Note- I do not claim to own the Hunger Games or the characters used in this story. All rights go to Suzanne Collins.

I wake up. Shivering, cold, alone and shaking, violently. Although, I'm not alone. No. I will never be alone. Not now. Not since we came home. I must remind myself this every time I awaken from those horrifying illusions. Next to me, I feel his warm body pressed against mine, his arms trapping me in his snare, his soft tones coaxing me back to sleep, reassuring me. I struggle with the witchcraft he so elegantly uses against me. His spells rolling so easily from his soft tongue. His lips, compared to my venomous spitting, press the sounds from his mouth. I scream, angered by the power he has over me. I do not want to sleep. I want to escape these dreadful nightmares that remind me of the terrors we faced in the arena, the rebellion. It's over now, but so quickly it returns to me as I fall into oblivion. I mustn't let him force me back there. "No!" I'm flailing now, kicking and clawing at him in a desperate attempt to escape his grasp. "Let me go!" I screech. He hushes me, tightening his lock with my every move. Why must he do this to me? Doesn't he see how each nightmare, each pair of mutts eyes, each of Prim's disabling screams from those revolting Jabberjays, each hint of rose, each drop of blood, scars me beyond repair? I am beyond repair. I see this now. This is why it does not matter to him. Sinking into his strong chest, eventually I tire, cursing under my breath. Not once does he stop with his comforting words or his gentle hushing. Before I slip away, I ask him one question. "Why?" He must be wondering if I'm going to add to my question, or if he'll ever have an answer because I still have no response when I'm ensnared once again by the darkness, my head rising and falling with his sturdy rhythm.

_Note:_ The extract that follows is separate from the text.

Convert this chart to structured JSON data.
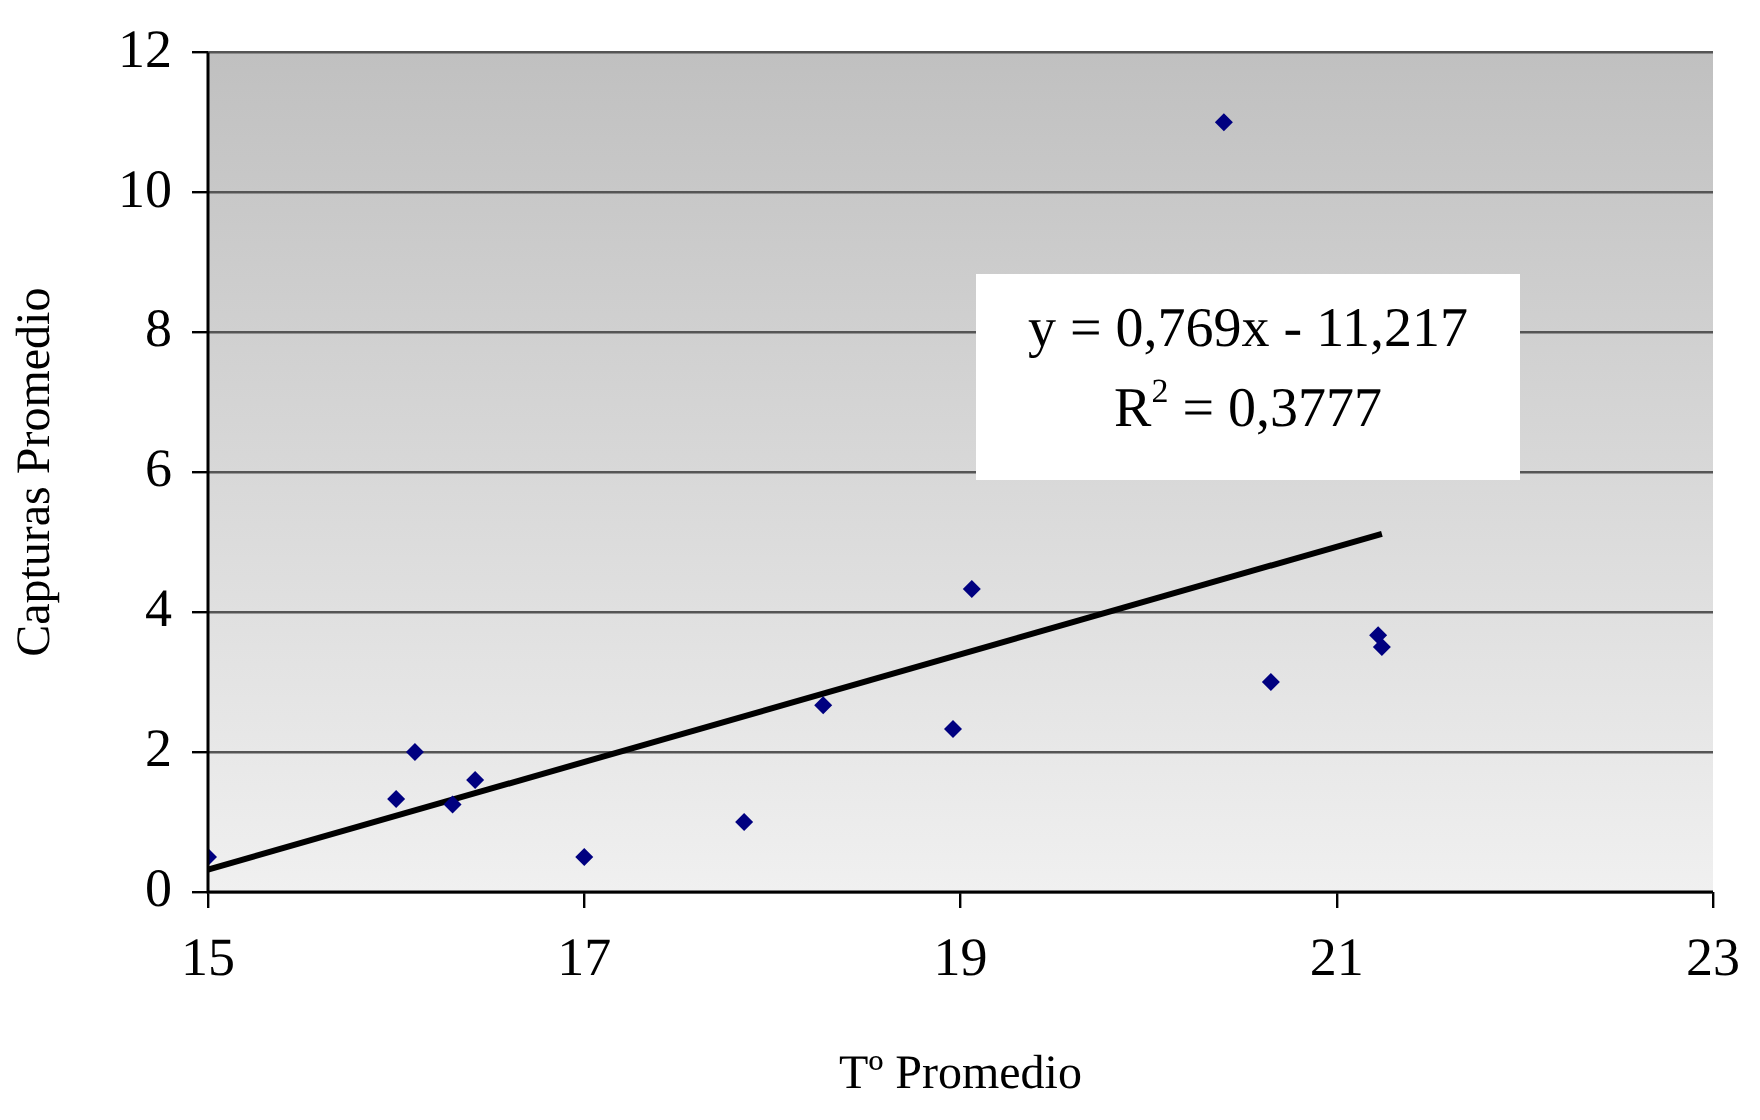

I wake again. This time to the dazzling rays striking through my window pane and my hands relaxed by my side. My hearts pounding, but I do not scream, and I am not shaking. "Maybe I'm getting better" I whisper to myself, although I'm fully aware that this is very unlikely, I've had long enough now to recover, and I have not. Sometimes I wonder if I ever will, if time, the universal healer of both a broken heart and mind, can even fix me. I sit up, embracing the warmth from the morning sun, tilting my head back slightly. I don't smile, but I feel happy, well happier than usual anyway. With a sudden urge to be proactive, I swing my legs from the bed and hop onto my toes, searching for a t-shirt to throw over my underclothes as I dodge the medicine bottles and damp wash flannels. Sometimes, when I'm having a particularly bad night, he'll wet them and press them against my head in another attempt to calm me. From the sight, I can see last night was one of those nights, though I can't remember it. I find his shirt laying on the floor, scrunched up in the corner, as if it had been thrown in a moment of frustration. It makes sense. With me refusing to recover and all, surely he's getting tired of me by now. I sigh. Disappointed by my own selfishness. I wish I could be better, or act as if I am. That way he wouldn't feel the need to stay, I don't want him to leave, but I don't want him to stay either. I bend down to retrieve the shirt and as I pull it over my head I smell his strong odour that I've grown so accustomed to. Careful to keep my positive mind, I do not linger in my bedroom, and after opening my window I float towards the stairs, not stopping think of how I looked in his oversized shirt.

I slip into the living room, the TVs blaring bright colours around the room. It's such a contrast to the programs before the revolution to the Capitol propaganda and the droning voices. Even the littlest of changes become apparent when you're locked up for so long. I say locked up, what I mean is trapped. I can leave, physically, but emotionally? No. I could never bring myself to leave this house. For some reason, I creep towards the kitchen, afraid to make him aware of my presence. He stands at the sink, the tap gushing out water as steam rises around him, fogging the window before him. Mechanically, he washes the dishes, each action being perfectly timed. I remember it's not just me who suffered from the games. He's almost finished when he stops to exhale a lungful of air, it's my sigh, only it contains something more, confusion we both share, and I can hear the hopeless lost feeling I experience on occasion, but no. The sound he makes is the sound a person is faced with a dilemma, when a choice is to be made. Curious, I wait, hoping he'll reveal more. I get nothing and so I approach him, slower than before, and begin to dry the dishes he washes with so much precision. As I stand there, heated by the steam, comforted by his presence and occupied by my task, I can only bring one sentence to cross my lips "Why did you choose me?"